Getting debt advice can sometime feel confusing with so many different companies, charities and debt solutions available to you.
It’s often hard to know which way to turn when you need advice about financial problems but there are some things to consider first.
Debt Advice Organisation
There are two types of debt advice organisations available which can help resolve your debt problems, for-profit and charity.
For-Profit Debt Advice
Although the advice is probably going to be free, a for profit debt advice organisation may charge you for certain debt solutions.
Debt management plans are usually a good example of the difference between a for profit and charity debt advice organisation.
A for-profit company will charge a monthly fee to manage your debt management plan, which reduces the amount going back to creditors each month.
Charity Debt Advice
Debt advice and the solutions to get you out of debt should not be charged by a charity debt advice organisation. The only exception is when there isn’t a free option available, such as the fees charged in a protected trust deed or IVA.

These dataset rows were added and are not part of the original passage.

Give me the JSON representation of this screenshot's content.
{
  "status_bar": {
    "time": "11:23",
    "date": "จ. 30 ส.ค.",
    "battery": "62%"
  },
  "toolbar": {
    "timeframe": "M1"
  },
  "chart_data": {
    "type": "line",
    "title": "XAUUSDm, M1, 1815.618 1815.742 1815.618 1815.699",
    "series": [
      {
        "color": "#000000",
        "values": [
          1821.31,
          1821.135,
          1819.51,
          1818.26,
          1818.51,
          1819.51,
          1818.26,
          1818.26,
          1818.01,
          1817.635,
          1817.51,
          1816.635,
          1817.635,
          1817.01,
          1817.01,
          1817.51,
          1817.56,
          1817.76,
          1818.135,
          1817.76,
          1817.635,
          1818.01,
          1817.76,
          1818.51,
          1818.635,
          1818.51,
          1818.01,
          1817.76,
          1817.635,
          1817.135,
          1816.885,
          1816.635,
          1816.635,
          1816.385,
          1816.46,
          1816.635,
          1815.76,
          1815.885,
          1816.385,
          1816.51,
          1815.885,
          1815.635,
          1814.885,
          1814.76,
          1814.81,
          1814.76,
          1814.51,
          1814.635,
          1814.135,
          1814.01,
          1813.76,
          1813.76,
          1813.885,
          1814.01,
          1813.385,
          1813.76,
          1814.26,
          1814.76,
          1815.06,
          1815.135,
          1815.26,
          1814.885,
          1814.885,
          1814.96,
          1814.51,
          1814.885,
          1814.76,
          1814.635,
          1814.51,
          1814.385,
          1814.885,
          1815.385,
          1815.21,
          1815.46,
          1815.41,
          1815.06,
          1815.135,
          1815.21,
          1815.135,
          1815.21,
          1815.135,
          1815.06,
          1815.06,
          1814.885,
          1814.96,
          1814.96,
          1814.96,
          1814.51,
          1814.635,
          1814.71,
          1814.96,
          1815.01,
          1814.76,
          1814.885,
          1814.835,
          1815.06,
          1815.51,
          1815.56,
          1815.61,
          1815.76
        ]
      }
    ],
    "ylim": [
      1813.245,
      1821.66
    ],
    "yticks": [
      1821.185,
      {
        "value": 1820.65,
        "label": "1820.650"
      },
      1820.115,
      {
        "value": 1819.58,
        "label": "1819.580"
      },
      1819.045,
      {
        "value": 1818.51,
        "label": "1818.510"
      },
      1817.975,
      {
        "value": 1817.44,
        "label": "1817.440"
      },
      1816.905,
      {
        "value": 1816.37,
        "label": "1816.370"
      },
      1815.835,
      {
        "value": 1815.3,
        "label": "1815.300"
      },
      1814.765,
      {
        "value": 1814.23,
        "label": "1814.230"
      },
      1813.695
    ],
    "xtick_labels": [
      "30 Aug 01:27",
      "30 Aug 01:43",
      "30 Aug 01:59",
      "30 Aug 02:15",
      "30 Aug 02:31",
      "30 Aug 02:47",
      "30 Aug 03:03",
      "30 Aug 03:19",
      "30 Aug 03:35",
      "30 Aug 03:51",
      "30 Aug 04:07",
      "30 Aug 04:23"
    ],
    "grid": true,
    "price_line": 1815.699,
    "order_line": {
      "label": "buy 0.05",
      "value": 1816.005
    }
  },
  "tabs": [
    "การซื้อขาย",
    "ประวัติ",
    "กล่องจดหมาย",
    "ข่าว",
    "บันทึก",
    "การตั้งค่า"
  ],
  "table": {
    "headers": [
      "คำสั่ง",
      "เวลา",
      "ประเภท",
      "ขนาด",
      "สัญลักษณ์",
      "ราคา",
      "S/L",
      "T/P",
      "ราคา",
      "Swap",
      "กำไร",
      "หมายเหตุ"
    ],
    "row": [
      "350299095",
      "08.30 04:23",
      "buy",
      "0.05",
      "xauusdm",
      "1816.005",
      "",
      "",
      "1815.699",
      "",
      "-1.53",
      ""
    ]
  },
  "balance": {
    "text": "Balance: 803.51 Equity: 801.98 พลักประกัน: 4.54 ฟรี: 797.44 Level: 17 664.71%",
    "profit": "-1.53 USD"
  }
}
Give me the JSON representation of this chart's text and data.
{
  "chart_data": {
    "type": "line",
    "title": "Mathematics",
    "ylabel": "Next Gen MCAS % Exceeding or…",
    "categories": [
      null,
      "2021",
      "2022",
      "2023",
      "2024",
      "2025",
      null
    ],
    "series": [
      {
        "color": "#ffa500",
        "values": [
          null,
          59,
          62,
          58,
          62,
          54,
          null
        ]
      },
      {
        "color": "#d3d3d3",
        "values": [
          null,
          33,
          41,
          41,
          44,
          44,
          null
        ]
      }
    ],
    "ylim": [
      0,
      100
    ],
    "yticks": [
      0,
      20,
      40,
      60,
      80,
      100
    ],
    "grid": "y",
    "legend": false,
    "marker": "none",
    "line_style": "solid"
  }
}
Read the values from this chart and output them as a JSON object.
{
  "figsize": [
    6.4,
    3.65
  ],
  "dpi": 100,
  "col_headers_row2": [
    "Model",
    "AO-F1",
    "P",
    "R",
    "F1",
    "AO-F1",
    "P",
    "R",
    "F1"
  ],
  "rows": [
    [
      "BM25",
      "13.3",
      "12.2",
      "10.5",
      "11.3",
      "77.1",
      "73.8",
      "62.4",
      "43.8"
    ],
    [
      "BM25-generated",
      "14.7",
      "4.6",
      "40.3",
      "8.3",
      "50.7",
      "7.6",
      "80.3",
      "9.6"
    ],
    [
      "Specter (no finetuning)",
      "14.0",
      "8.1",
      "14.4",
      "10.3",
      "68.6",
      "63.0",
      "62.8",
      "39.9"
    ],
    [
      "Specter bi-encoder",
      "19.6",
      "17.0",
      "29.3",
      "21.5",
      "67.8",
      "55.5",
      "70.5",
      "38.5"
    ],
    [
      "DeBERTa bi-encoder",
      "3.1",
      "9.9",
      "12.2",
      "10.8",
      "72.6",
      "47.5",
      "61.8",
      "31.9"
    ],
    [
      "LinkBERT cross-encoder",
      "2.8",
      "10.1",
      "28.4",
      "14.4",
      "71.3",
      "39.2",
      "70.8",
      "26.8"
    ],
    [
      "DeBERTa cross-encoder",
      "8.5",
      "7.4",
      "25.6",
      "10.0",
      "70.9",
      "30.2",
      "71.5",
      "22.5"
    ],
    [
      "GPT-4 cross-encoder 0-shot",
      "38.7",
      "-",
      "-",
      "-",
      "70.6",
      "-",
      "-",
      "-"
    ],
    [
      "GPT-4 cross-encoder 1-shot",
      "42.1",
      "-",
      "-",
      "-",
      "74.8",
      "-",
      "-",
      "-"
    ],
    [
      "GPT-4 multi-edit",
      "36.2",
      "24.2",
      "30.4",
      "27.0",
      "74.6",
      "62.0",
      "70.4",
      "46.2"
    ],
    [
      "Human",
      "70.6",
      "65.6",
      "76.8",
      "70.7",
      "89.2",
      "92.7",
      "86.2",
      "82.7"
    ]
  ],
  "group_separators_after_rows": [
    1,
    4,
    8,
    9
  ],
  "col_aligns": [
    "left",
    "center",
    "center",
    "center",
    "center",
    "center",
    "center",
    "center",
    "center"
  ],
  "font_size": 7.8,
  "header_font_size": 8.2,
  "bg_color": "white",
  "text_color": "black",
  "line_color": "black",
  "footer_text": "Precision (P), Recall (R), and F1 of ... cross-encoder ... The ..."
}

While a debt management plan is offered by some charities and companies for free, an IVA and trust deed needs an insolvency practitioner to manage the case. The fees from the insolvency practitioner are unavoidable but the charity shouldn’t ever charge you directly for their service.
There are different debt solutions available to people depending on where they live in the United Kingdom. Location could be the difference between repaying debt and entering bankruptcy. You should seek for mortgage advice too before entering a debt solution.
England, Wales & Northern Ireland
Debt Management Plan
If you are able to repay the debt within a reasonable period of time, usually 6/7 years, a debt management plan may be the best option.
You can either contact your creditors yourself or have a debt advice organisation do it on your behalf and set an agreement to repay the debt over set period of time.
It’s an informal debt solution which means it can be changed by either you or your creditors without any notice. Interest and charges may not be frozen which could extend the plan further than originally agreed.
An individual voluntary arrangement (IVA) is a formal debt solution which guarantees to freeze your interest and charges.
You will pay an affordable amount towards your debt for 5 years and any debt remaining will be written off.
It means you can avoid entering bankruptcy but it is still an insolvency solution which has a negative impact on your credit rating.
You also need to take assets and equity from your property into consideration before entering an IVA because it make the solution unsuitable.
When all other options and debt solutions have been explored and aren’t suitable bankruptcy may be necessary.
Debt Arrangement Scheme
Similar to a debt management plan except it’s a formal solutions which guarantee to freeze interest and charges.
This means once the solution begins creditors can’t take further action unless you fail to keep up the agreed payments.
Protected Trust Deed
A trust deed is another formal debt solution and it’s also a form of insolvency because you won’t repay the full debt.
You will make an affordable contribution each month towards your debt for 4 years at the end of which the remaining debt will be written off.
When no other debt solutions are suitable or the debt becomes too much to deal with sequestration will often be the option remaining.
There are a few different routes to enter sequestration, such as LILA, creditor application and certificate of sequestration.